ZenCity is not just Feder-Levy’s first startup. It is his first job in the private sector. 

“​​After service in the Israeli intelligence, I went as far away as possible from that and led an NGO for three years,” he said. The organization he ran was called the Garden Library, a South Tel Aviv nonprofit providing access to education, arts and culture in one of the poorest areas of the city. He then worked as an urban planner, first with cities in Israel, before logging a brief stint in academia, teaching urbanism at Tel Aviv University. 

After launching the company in 2015 with Chief Tech Officer Ido Ivri — the pair served together in the IDF — ZenCity began approaching municipalities well before they had any functioning technology, or a beta version of the software they hoped to create. 

“The first couple of communities in the U.S. took a chance on a concept that we showed them that didn’t actually work,” Feder-Levy explained. “They said, ‘The problem is serious enough for us to consider a new approach. You guys seem legit. Let’s do a pilot and see if it works.’”

At first, ZenCity signed a number of cities in Israel, including Tel Aviv, Beersheva and Eilat. But the company does most of its sales in the U.S. “Israel has 257 municipalities and the U.S. has 20,000. It’s a different scale of market,” he noted. “Also, I think that the separation of powers in the U.S. between federal and local allows more impact to be made by local governments than it is in Israel, which is a little bit more [centralized].” 

ZenCity’s software does not just gather data — a number of other companies offer a service like that — but it also provides analysis, so governments can act on what they learn. He offered Fort Lauderdale, Fla., as an example. In a month, the city might gather 100,000 public comments through ZenCity.

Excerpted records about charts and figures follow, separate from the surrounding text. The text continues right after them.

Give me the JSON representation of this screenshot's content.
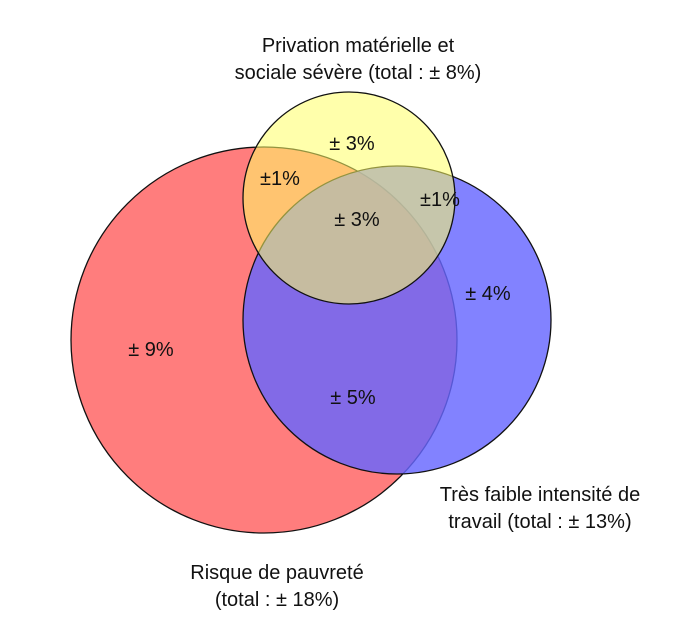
{
  "sets": {
    "poverty": {
      "title_line1": "Risque de pauvreté",
      "title_line2": "(total : ± 18%)",
      "color": "#ff6f6f"
    },
    "deprivation": {
      "title_line1": "Privation matérielle et",
      "title_line2": "sociale sévère (total : ± 8%)",
      "color": "#ffff66"
    },
    "work_intensity": {
      "title_line1": "Très faible intensité de",
      "title_line2": "travail (total : ± 13%)",
      "color": "#6666ff"
    }
  },
  "regions": {
    "poverty_only": "± 9%",
    "deprivation_only": "± 3%",
    "work_only": "± 4%",
    "poverty_deprivation": "±1%",
    "deprivation_work": "±1%",
    "poverty_work": "± 5%",
    "all_three": "± 3%"
  }
}
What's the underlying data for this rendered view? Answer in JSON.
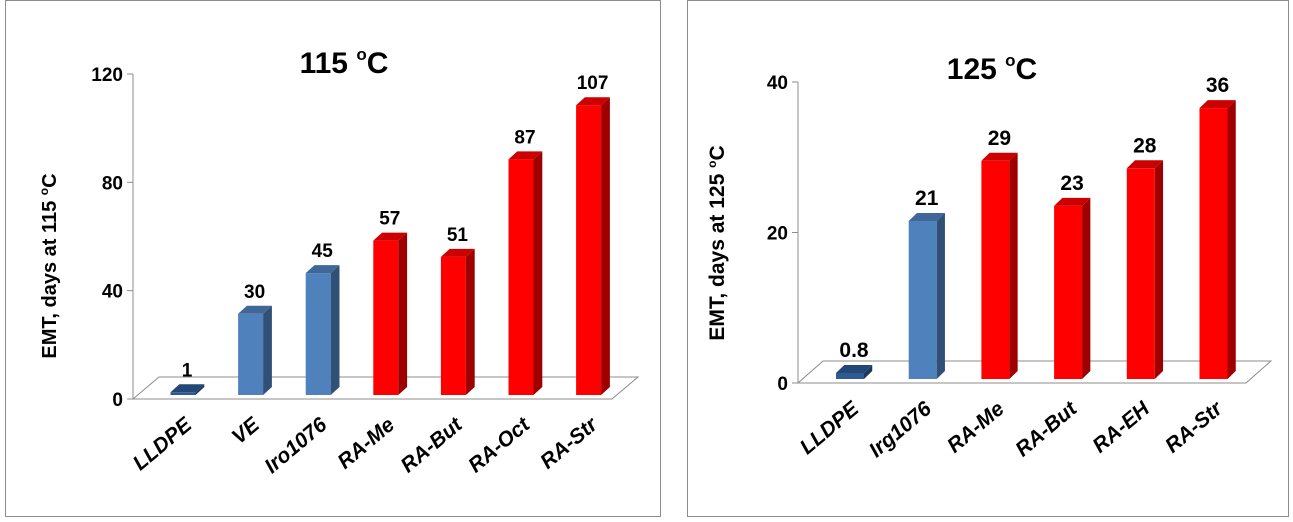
{
  "colors": {
    "baseline": "#2d5a92",
    "control": "#4f81bd",
    "ra": "#ff0000"
  },
  "chart_data": [
    {
      "type": "bar",
      "title": "115 ",
      "title_sup": "o",
      "title_tail": "C",
      "ylabel": "EMT, days at  115 ",
      "ylabel_sup": "o",
      "ylabel_tail": "C",
      "ylim": [
        0,
        120
      ],
      "yticks": [
        "0",
        "40",
        "80",
        "120"
      ],
      "tick_values": [
        0,
        40,
        80,
        120
      ],
      "categories": [
        "LLDPE",
        "VE",
        "Iro1076",
        "RA-Me",
        "RA-But",
        "RA-Oct",
        "RA-Str"
      ],
      "values": [
        1,
        30,
        45,
        57,
        51,
        87,
        107
      ],
      "value_labels": [
        "1",
        "30",
        "45",
        "57",
        "51",
        "87",
        "107"
      ],
      "groups": [
        "baseline",
        "control",
        "control",
        "ra",
        "ra",
        "ra",
        "ra"
      ],
      "grid": false,
      "legend": "none"
    },
    {
      "type": "bar",
      "title": "125 ",
      "title_sup": "o",
      "title_tail": "C",
      "ylabel": "EMT, days at 125 ",
      "ylabel_sup": "o",
      "ylabel_tail": "C",
      "ylim": [
        0,
        40
      ],
      "yticks": [
        "0",
        "20",
        "40"
      ],
      "tick_values": [
        0,
        20,
        40
      ],
      "categories": [
        "LLDPE",
        "Irg1076",
        "RA-Me",
        "RA-But",
        "RA-EH",
        "RA-Str"
      ],
      "values": [
        0.8,
        21,
        29,
        23,
        28,
        36
      ],
      "value_labels": [
        "0.8",
        "21",
        "29",
        "23",
        "28",
        "36"
      ],
      "groups": [
        "baseline",
        "control",
        "ra",
        "ra",
        "ra",
        "ra"
      ],
      "grid": false,
      "legend": "none"
    }
  ]
}
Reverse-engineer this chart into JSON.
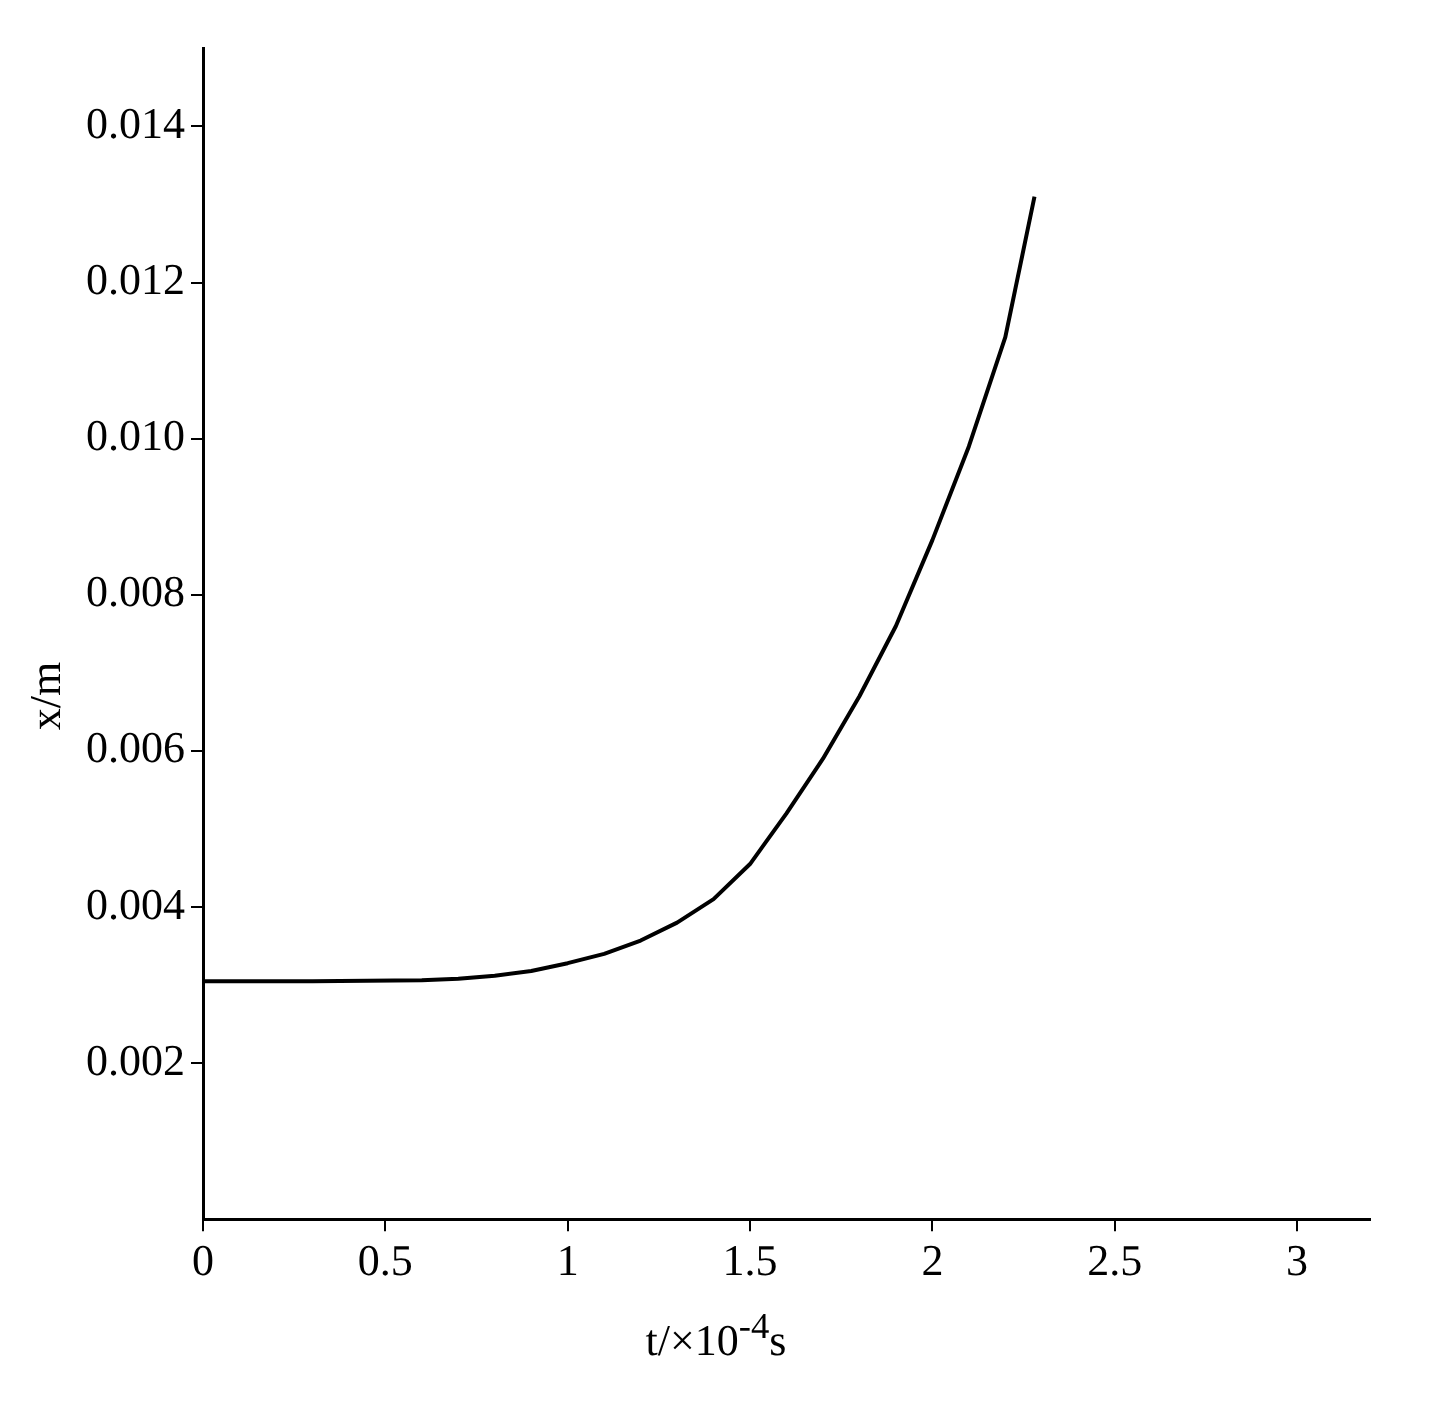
{
  "chart_data": {
    "type": "line",
    "xlabel": "t/×10$^{-4}$s",
    "ylabel": "x/m",
    "x": [
      0,
      0.3,
      0.6,
      0.7,
      0.8,
      0.9,
      1,
      1.1,
      1.2,
      1.3,
      1.4,
      1.5,
      1.6,
      1.7,
      1.8,
      1.9,
      2,
      2.1,
      2.2,
      2.28
    ],
    "values": [
      0.00305,
      0.00305,
      0.00306,
      0.00308,
      0.00312,
      0.00318,
      0.00328,
      0.0034,
      0.00357,
      0.0038,
      0.0041,
      0.00455,
      0.0052,
      0.0059,
      0.0067,
      0.0076,
      0.0087,
      0.0099,
      0.0113,
      0.0131
    ],
    "color": "#000000",
    "xlim": [
      0,
      3.2
    ],
    "ylim": [
      0,
      0.015
    ],
    "xticks": [
      0,
      0.5,
      1,
      1.5,
      2,
      2.5,
      3
    ],
    "yticks": [
      0.002,
      0.004,
      0.006,
      0.008,
      {
        "value": 0.01,
        "label": "0.010"
      },
      0.012,
      0.014
    ],
    "grid": false,
    "legend": false,
    "marker": "none",
    "line_style": "solid"
  }
}
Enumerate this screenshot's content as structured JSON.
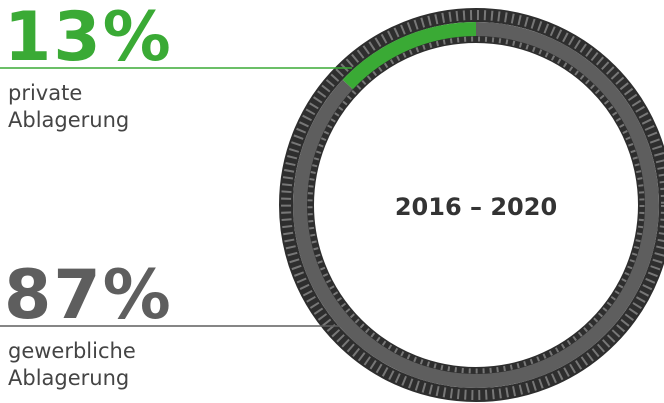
{
  "chart_data": {
    "type": "donut",
    "center_label": "2016 – 2020",
    "categories": [
      "private\nAblagerung",
      "gewerbliche\nAblagerung"
    ],
    "values": [
      13,
      87
    ],
    "value_labels": [
      "13%",
      "87%"
    ],
    "colors": [
      "#3aaa35",
      "#5e5e5e"
    ]
  }
}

“We analyze that big amount of unstructured data with some machine learning to say, ‘Hey, 40% of the conversation is about transportation. It’s 60% negative. And the reason is that the road work on First Avenue is causing traffic jams over the last few weeks,’” he said. 

The company recently signed its first state agency, Michigan’s Department of Health and Human Services. “We’re working with them and COVID hesitancy, which is a very big issue,” Feder-Levy said. The company also works with agencies throughout government: “We’re working with some of the bigger police departments in the country on equity and policing.”

ZenCity’s pitch is a civic one, even if it’s also good for the company’s bottom line: Governments should be responsive to the needs of the constituents they serve. “I have a very strong belief that is based on working with thousands of local government leaders in hundreds of cities, [and] that most of these people get up and go to work everyday because they believe they want to serve their community better,” Feder-Levy said. 

Americans’ trust in the federal government in the U.S. remains low — up slightly from the Trump years, but still at just 24%, according to a Pew Research Center poll from April. But at the local level, governments still get things done. They have to.

“If you’re a Republican mayor of a city on a coastline, you better have a plan for rising sea levels,” Feder-Levy said. “If you’re a Democratic mayor on the border, you can be pro-immigration 100%, but you need to have a plan for how to take care of the people crossing the border, and the people that need your services.” 

To explain why this is, Feder-Levy offered an axiom that sounds like it could have come from Leslie Knope: “There’s no partisan way to take out the trash.”